(HealthDay News) — Known risk factors account for a considerable proportion of Alzheimer’s disease and related dementia (ADRD) cases, with unequal distribution across race and ethnic groups, according to a study published online Jan. 17 in Neurology.

Using data from the Multiethnic Cohort Study participants, Song-Yi Park, PhD, from the University of Hawaii at Manoa in Honolulu, and colleagues examined the race- and ethnic-specific population-attributable fraction (PAF) of late-onset ADRD based on the prevalence of risk factors.
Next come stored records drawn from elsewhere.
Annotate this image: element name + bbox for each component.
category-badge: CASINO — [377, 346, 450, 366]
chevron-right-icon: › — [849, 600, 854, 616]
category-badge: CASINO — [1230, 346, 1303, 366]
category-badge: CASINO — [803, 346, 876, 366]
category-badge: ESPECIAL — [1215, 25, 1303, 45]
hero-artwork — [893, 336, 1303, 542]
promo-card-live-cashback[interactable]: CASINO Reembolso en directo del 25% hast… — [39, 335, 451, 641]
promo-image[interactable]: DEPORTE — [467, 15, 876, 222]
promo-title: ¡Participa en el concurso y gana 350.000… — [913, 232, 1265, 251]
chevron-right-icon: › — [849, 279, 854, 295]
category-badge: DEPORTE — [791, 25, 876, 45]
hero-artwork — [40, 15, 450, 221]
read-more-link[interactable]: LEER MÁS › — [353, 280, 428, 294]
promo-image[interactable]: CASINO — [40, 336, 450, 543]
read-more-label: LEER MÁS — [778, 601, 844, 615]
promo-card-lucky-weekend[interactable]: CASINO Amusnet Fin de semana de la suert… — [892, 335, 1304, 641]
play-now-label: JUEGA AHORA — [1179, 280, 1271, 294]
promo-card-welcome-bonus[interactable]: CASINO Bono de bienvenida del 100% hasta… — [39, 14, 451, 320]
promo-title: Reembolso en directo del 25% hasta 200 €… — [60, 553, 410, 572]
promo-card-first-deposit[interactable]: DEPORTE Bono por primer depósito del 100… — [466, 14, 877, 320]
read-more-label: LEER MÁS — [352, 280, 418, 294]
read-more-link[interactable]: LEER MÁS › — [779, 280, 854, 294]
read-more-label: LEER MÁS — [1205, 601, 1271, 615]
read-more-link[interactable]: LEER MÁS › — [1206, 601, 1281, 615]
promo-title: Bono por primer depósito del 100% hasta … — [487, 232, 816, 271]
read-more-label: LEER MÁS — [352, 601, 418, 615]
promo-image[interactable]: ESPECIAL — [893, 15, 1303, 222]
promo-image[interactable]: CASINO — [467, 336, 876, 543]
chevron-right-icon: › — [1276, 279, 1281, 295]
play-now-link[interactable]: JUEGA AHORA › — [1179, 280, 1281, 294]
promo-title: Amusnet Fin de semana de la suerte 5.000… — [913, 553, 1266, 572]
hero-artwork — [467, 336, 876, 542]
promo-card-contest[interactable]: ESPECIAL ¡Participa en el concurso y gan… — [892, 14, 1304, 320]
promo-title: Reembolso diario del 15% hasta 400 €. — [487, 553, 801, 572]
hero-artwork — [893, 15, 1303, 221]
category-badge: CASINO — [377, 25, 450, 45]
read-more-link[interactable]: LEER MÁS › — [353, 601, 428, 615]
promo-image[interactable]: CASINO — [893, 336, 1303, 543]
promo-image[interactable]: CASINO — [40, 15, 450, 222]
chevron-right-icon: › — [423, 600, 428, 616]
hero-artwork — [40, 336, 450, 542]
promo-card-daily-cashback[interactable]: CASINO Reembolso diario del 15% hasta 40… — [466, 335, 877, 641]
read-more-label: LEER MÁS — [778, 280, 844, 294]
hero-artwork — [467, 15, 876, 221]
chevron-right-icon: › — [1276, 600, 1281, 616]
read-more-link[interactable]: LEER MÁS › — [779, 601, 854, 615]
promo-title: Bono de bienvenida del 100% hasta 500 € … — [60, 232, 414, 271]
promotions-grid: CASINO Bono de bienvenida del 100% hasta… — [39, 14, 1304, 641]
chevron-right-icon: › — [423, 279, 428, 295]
A total of 16,507 incident ADRD cases were identified from Medicare claims among 91,881 participants. The researchers found that the PAF for nongenetic factors combined was similar in men and women (24.0 and 22.8%, respectively), but varied for Japanese American, White, African American, Native Hawaiian, and Latino groups (14.2, 21.9, 27.8, 29.3 and 33.3%, respectively). When accounting for the competing risk for death, the combined PAF was attenuated in both men and women (10.4 and 13.9%, respectively) and across racial and ethnic groups (4.7 to 25.5%). The combined PAF also differed for age at diagnosis (43.2, 32.4 and 11.3% for 65 to 74 years, 75 to 84 years, and 85 years and older, respectively) and for ADRD subtypes, with a higher PAF for vascular or unspecified ADRD than for AD or Lewy body dementia. A PAF of 11.8% was associated with APOE ε4, which accounted for 30.6% of ADRD in combination with nongenetic risk factors.

“Our findings call for interventions in the racial and ethnic groups with a large proportion of preventable cases and individually modifiable risk factor profiles,” the authors write.